What we saw at Sundance 2021, part 2: More Ficks’ Picks at the big fest

Questlove's hypnotic 'Summer of Soul' sings, animated 'Cryptozoo' melts face, and two docs on Bay Area HS seniors bring cultural exposé close to home.

We’re keeping it moving pictures with part two of Jesse Hawthorne Ficks’ picks from this year’s Sundance Film Festival! See part one of this list of stand-out flicks here.

The World to Come (Mona Fastvold, USA)
Mona Fastvold’s revisionist 1850s era Western (adapted from a Jim Shepard short story) does a beautiful job exploring the timeless struggle of women denied autonomy. Kathryn Waterston is yet again devastating as a grieving individual looking for some sort of solace. Vanessa Kirby piggybacks her tour de force performance in Kornél Mundruczó’s Pieces of a Woman (2020) with a nuanced role, searching for a way out of an abusive relationship.
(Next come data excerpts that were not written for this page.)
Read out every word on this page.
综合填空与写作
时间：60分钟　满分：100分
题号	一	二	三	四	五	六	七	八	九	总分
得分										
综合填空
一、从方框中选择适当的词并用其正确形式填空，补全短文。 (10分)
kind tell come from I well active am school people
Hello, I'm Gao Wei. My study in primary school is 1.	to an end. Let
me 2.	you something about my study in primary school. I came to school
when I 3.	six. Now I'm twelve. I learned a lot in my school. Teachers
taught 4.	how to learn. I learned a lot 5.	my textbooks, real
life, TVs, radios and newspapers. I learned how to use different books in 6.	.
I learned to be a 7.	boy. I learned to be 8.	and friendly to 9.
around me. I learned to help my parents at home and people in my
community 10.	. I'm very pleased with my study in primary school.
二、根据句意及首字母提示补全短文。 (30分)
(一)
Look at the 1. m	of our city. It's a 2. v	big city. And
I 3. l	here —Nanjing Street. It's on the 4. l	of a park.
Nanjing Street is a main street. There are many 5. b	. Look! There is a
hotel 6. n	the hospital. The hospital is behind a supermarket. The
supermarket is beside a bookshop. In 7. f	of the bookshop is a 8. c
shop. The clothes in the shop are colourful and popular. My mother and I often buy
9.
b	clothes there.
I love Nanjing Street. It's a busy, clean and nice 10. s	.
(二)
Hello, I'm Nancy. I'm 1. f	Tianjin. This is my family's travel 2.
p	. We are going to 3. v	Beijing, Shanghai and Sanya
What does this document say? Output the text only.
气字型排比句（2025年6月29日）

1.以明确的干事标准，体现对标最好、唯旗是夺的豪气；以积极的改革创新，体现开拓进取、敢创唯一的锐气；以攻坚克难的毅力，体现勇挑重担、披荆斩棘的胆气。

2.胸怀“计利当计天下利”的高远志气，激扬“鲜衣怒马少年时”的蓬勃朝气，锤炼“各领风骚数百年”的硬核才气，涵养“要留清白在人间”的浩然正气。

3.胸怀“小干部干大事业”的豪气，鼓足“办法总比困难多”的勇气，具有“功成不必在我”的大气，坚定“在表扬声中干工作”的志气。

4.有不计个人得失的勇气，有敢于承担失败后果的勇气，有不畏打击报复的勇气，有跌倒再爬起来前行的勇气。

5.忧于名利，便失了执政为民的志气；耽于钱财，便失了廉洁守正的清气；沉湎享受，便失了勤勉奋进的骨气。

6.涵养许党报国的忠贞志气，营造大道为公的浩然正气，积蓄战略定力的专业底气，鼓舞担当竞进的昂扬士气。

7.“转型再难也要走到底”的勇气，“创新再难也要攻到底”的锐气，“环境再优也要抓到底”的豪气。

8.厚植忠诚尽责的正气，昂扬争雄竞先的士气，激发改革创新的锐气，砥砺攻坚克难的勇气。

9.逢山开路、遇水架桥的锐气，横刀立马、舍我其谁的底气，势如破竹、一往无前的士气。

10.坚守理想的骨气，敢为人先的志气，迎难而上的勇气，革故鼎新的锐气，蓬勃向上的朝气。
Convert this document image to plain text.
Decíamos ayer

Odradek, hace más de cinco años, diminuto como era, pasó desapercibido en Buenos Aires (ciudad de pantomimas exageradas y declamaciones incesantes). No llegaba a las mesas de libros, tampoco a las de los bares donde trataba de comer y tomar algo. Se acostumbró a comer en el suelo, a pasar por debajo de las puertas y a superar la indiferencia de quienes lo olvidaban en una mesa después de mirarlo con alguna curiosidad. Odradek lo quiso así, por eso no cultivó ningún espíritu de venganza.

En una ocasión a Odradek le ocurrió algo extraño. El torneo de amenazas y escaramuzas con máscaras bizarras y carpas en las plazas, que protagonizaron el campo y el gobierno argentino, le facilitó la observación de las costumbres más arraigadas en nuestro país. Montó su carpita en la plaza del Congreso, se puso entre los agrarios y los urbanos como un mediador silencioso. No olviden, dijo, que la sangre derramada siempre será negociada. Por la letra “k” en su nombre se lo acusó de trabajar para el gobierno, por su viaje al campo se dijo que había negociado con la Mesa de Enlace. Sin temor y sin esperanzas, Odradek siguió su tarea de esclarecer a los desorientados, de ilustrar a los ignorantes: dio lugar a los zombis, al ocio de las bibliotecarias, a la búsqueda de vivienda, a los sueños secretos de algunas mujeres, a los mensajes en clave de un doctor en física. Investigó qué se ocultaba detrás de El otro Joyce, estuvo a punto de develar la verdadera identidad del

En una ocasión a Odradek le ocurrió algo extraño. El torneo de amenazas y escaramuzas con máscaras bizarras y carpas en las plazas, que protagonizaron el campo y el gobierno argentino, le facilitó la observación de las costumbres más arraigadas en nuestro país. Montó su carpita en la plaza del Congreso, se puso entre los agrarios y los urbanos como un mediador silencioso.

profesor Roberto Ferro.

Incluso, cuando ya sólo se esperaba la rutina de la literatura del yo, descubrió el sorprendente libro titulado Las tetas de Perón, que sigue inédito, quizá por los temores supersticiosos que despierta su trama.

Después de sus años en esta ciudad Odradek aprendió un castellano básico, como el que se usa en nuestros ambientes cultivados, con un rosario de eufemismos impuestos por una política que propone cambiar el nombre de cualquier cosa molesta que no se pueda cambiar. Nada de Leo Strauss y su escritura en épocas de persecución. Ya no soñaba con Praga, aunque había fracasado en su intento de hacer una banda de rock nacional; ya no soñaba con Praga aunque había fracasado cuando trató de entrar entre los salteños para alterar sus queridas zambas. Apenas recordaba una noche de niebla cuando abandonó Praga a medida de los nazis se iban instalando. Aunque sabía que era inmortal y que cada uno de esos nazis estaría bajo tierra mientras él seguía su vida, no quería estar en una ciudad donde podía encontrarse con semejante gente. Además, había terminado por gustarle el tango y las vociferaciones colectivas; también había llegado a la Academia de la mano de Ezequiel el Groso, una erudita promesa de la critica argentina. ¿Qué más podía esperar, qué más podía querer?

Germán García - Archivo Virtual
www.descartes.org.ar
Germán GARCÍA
Even with some unnecessary narration that oftentimes overly articulates André Chemetoff ‘s illuminating cinematography, the film fits nicely into the recent cluster of picturesque period pieces that includes Céline Sciamma’s Portrait of a Lady on Fire, Francis Lee’s Ammonite, and Kantemir Balagov’s Beanpole. A theatrical release for The World to Come will happen through Bleecker Street Media on February 12th followed by a VOD release on March 2nd.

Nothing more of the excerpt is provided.